Леон разворачивает швейцарскую шоколадную конфету в фольге.
— В любом случае мы должны все закончить дней за пять.
— Полиция найдет его раньше.
Стоун отрывается от телескопа. Бок пожимает плечами.
— В этой стране полицейским даже не разрешается бить людей, — говорит Леон. — А как тогда добиться результата?
— Время от времени им везет.
— Никто и никогда не называл встречу со мной везением.
За окном в лучах восходящего солнца горят Адские Врата. Кровавый свет стекает по башням Мидтауна, растекается по тросам моста, окрашивает лоскуты тумана над рекой. Сверху буксиры напоминают армию трудолюбивых муравьев. Механизированный поток, вливающийся в Адские Врата.

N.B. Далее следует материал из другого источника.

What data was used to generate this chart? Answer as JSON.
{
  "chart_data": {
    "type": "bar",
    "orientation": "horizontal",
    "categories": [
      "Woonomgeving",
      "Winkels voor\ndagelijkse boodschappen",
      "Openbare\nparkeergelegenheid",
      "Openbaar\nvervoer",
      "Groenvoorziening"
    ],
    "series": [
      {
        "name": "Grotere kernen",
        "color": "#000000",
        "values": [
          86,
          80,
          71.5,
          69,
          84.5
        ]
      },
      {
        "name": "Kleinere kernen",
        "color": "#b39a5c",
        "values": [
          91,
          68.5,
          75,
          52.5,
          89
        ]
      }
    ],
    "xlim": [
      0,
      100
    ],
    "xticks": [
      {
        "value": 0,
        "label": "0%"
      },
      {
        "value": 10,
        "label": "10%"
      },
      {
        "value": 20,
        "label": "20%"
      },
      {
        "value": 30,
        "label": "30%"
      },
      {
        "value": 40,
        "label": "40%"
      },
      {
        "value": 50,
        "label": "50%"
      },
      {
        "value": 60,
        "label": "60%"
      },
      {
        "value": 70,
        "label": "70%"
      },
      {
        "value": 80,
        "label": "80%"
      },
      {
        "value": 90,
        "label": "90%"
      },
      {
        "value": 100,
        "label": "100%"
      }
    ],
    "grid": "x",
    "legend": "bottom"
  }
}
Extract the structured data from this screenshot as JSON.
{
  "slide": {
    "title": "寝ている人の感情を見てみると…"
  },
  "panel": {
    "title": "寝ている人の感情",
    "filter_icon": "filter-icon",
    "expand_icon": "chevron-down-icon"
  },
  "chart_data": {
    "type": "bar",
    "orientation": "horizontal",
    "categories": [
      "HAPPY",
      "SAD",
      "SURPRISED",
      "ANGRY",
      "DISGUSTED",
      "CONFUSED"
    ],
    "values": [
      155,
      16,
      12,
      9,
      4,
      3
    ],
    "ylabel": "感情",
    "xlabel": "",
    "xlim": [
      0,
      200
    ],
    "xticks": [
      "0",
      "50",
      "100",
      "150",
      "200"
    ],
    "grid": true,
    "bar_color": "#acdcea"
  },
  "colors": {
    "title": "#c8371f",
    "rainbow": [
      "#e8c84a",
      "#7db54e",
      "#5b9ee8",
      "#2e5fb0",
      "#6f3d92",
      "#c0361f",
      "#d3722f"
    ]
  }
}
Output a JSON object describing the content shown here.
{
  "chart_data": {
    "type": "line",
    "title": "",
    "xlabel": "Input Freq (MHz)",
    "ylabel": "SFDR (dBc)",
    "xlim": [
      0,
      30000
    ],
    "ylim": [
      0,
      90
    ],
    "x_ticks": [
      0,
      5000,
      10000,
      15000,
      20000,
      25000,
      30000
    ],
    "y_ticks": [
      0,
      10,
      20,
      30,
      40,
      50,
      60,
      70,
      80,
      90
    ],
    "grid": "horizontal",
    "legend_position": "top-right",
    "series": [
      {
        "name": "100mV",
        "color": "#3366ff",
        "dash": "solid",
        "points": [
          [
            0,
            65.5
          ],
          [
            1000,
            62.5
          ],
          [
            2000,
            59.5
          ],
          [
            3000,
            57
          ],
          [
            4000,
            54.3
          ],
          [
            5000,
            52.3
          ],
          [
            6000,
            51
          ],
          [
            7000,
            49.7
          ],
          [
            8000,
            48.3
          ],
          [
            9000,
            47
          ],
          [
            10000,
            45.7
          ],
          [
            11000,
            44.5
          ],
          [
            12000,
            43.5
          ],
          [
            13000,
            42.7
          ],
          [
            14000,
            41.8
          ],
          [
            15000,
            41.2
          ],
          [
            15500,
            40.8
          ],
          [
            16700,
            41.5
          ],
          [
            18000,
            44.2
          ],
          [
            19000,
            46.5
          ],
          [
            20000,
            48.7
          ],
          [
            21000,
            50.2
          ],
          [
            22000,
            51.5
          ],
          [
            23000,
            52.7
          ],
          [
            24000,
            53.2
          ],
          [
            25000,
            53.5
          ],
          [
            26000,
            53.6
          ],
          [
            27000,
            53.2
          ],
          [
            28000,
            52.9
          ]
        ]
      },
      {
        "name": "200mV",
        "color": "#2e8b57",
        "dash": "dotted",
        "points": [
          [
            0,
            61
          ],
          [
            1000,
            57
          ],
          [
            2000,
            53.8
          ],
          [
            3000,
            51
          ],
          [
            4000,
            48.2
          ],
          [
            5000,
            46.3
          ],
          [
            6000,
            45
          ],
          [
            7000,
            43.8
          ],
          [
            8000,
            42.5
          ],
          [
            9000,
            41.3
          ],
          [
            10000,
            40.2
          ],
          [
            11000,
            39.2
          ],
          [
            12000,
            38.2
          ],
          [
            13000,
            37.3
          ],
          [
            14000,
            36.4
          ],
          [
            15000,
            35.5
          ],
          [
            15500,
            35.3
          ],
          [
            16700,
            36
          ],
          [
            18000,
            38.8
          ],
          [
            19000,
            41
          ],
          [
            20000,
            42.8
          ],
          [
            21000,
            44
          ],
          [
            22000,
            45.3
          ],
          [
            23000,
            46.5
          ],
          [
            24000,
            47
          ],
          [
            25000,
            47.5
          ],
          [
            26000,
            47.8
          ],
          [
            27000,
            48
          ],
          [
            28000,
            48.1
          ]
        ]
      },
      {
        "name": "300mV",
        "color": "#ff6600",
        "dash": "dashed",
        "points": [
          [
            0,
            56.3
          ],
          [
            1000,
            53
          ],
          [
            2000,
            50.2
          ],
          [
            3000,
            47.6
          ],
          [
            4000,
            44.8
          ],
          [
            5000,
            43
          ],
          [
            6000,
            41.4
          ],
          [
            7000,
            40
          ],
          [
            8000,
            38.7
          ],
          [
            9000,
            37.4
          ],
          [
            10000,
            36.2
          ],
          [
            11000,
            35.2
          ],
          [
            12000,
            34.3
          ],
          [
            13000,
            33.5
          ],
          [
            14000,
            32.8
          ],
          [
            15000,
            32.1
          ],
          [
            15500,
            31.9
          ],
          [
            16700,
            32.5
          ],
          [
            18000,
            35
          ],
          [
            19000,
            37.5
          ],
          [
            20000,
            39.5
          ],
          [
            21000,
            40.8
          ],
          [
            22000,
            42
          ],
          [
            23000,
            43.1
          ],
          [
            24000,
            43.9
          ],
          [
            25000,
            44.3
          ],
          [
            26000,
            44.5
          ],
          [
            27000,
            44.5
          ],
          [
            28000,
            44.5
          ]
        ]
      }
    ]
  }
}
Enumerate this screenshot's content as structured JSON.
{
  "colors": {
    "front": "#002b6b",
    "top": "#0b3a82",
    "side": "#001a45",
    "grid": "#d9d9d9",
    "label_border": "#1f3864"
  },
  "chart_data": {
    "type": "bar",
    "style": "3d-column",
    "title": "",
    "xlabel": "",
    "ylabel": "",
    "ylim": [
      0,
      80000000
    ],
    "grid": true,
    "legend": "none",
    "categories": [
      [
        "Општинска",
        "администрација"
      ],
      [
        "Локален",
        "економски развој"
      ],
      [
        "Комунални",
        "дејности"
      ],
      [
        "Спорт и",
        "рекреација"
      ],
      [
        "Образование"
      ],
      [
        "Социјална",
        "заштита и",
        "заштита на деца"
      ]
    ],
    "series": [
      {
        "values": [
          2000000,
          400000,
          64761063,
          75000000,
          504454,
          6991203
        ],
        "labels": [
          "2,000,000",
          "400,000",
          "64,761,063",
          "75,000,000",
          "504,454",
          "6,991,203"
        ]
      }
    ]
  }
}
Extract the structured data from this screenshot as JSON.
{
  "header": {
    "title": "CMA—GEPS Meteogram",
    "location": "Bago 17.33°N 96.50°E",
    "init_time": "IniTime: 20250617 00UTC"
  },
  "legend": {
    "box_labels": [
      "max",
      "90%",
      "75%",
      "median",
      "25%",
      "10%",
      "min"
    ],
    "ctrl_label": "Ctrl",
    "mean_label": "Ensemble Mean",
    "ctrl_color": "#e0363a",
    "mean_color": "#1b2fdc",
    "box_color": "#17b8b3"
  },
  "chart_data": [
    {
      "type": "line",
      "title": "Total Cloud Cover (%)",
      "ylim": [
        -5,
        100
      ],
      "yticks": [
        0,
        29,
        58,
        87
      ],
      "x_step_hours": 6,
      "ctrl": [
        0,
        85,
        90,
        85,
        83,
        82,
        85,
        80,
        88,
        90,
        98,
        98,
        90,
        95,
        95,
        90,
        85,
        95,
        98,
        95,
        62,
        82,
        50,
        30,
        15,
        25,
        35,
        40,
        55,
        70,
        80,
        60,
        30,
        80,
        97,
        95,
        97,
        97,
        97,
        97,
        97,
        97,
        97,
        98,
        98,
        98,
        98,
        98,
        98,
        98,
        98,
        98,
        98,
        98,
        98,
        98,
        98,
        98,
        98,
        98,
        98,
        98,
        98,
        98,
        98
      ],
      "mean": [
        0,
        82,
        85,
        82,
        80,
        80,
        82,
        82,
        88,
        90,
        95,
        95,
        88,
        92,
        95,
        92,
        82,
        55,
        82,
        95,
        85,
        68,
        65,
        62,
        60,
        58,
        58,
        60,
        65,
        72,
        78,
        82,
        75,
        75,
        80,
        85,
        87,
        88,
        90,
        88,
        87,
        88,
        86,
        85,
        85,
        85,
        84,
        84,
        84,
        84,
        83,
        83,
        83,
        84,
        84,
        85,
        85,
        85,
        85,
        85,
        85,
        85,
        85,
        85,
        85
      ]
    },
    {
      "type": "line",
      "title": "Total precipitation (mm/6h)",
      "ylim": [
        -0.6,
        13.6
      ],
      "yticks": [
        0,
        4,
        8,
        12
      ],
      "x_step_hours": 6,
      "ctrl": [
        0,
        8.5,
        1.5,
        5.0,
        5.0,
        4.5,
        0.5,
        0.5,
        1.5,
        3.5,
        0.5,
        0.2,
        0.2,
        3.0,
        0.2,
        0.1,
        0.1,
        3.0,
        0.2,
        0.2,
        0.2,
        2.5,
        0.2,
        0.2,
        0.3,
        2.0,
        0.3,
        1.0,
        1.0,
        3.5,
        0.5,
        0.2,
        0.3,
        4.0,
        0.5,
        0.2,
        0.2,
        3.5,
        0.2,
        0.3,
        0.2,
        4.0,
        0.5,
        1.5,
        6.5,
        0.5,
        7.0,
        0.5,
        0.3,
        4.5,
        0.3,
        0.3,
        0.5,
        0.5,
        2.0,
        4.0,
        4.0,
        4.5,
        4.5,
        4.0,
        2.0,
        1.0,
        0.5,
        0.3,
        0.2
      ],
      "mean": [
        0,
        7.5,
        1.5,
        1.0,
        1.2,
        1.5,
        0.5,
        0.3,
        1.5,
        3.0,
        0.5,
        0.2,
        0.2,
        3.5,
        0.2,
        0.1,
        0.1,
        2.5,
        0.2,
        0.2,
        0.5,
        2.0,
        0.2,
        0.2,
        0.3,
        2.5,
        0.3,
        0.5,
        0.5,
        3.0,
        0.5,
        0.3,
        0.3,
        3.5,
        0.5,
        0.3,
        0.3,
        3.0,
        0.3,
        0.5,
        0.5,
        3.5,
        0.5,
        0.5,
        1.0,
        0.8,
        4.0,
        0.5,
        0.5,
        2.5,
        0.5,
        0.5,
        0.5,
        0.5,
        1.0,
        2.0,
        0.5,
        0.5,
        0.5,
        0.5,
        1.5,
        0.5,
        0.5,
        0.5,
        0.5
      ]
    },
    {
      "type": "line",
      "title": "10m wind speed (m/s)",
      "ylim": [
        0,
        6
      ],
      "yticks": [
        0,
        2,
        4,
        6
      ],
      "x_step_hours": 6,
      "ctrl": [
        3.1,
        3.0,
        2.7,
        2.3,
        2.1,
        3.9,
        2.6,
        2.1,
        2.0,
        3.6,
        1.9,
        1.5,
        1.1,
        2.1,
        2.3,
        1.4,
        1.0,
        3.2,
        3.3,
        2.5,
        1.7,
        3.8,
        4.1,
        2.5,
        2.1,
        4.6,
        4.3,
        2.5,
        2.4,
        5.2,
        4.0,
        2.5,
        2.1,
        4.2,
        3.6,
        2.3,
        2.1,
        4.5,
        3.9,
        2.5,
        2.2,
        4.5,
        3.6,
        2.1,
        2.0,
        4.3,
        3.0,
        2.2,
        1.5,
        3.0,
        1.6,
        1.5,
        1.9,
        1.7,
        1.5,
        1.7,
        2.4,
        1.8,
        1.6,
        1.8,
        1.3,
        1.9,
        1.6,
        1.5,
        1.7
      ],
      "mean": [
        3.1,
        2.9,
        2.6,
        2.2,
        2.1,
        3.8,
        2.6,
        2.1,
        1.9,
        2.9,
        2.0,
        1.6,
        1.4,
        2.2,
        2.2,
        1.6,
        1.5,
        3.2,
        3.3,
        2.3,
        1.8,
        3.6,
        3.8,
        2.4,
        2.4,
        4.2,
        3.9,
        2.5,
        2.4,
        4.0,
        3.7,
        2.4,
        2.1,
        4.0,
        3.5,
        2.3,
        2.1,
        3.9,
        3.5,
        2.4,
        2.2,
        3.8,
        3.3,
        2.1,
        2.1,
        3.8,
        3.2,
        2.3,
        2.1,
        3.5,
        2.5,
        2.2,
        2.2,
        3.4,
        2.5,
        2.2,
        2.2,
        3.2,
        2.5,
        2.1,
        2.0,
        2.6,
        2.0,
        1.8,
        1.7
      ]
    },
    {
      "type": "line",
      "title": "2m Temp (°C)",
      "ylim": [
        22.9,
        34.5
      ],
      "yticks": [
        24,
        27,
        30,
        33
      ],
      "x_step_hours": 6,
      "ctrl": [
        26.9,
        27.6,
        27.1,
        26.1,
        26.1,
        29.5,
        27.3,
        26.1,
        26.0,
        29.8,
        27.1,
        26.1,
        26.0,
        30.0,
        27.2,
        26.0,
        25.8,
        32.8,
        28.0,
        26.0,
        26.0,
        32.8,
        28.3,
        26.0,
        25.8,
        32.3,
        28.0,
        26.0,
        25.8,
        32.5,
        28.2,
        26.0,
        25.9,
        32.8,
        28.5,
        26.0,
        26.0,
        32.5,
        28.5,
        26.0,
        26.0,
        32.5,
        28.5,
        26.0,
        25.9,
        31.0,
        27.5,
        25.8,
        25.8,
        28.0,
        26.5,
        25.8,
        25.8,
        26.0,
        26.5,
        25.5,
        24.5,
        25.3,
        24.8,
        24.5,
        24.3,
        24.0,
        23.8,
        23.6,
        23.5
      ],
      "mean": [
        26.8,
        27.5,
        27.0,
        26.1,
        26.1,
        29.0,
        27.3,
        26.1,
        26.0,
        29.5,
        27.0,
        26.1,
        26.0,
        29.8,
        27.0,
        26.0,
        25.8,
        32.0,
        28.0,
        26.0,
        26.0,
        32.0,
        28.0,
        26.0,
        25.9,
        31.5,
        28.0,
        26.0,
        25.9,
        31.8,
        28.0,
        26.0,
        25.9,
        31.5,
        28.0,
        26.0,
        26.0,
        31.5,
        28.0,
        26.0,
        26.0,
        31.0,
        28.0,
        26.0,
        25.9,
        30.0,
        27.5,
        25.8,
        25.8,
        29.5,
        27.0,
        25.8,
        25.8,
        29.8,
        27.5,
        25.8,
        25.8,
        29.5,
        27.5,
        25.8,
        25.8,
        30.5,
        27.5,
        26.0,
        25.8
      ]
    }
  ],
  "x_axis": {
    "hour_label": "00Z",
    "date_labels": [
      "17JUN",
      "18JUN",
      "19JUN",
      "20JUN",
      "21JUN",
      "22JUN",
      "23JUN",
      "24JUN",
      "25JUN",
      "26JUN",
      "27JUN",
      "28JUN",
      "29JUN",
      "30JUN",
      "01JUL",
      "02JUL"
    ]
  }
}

У Теда звонит телефон, и двое мужчин напряженно смотрят друг на друга — под внимательным взглядом дюжины пар широко раскрытых глаз. Вот деспотичный Георг III на подлинном портрете кисти Ричарда Баррингтона; 1779 год. Унылое высокомерие во взгляде герцога Корнуэлльского, в левой руке шпага, правая рука — на бедре; 1693 год. Ненасытное желание в черных зрачках испанской инфанты Марии-Ансонии, обрученной с принцем Вильямом Английским, дабы связать два королевских семейства. Брак не удался.
Стулья куплены в аукционном доме «Кристи». В стеклянной витрине красуются пистолеты с рукоятками красного дерева; при Ватерлоо из этого оружия стреляли во французских драгунов. Гобелен со сценами охоты некогда скрывал пятно от воды на стене замка в восьми милях от Инвернесса. Британские войска разграбили замок, и гобелен отправился в Лондон, а потом несколько раз сменил хозяев: им владели угольный магнат из Пенсильвании, продюсер из Чикаго, разработчик программного обеспечения из Силиконовой Долины и, наконец, любитель британского антиквариата Тед Стоун.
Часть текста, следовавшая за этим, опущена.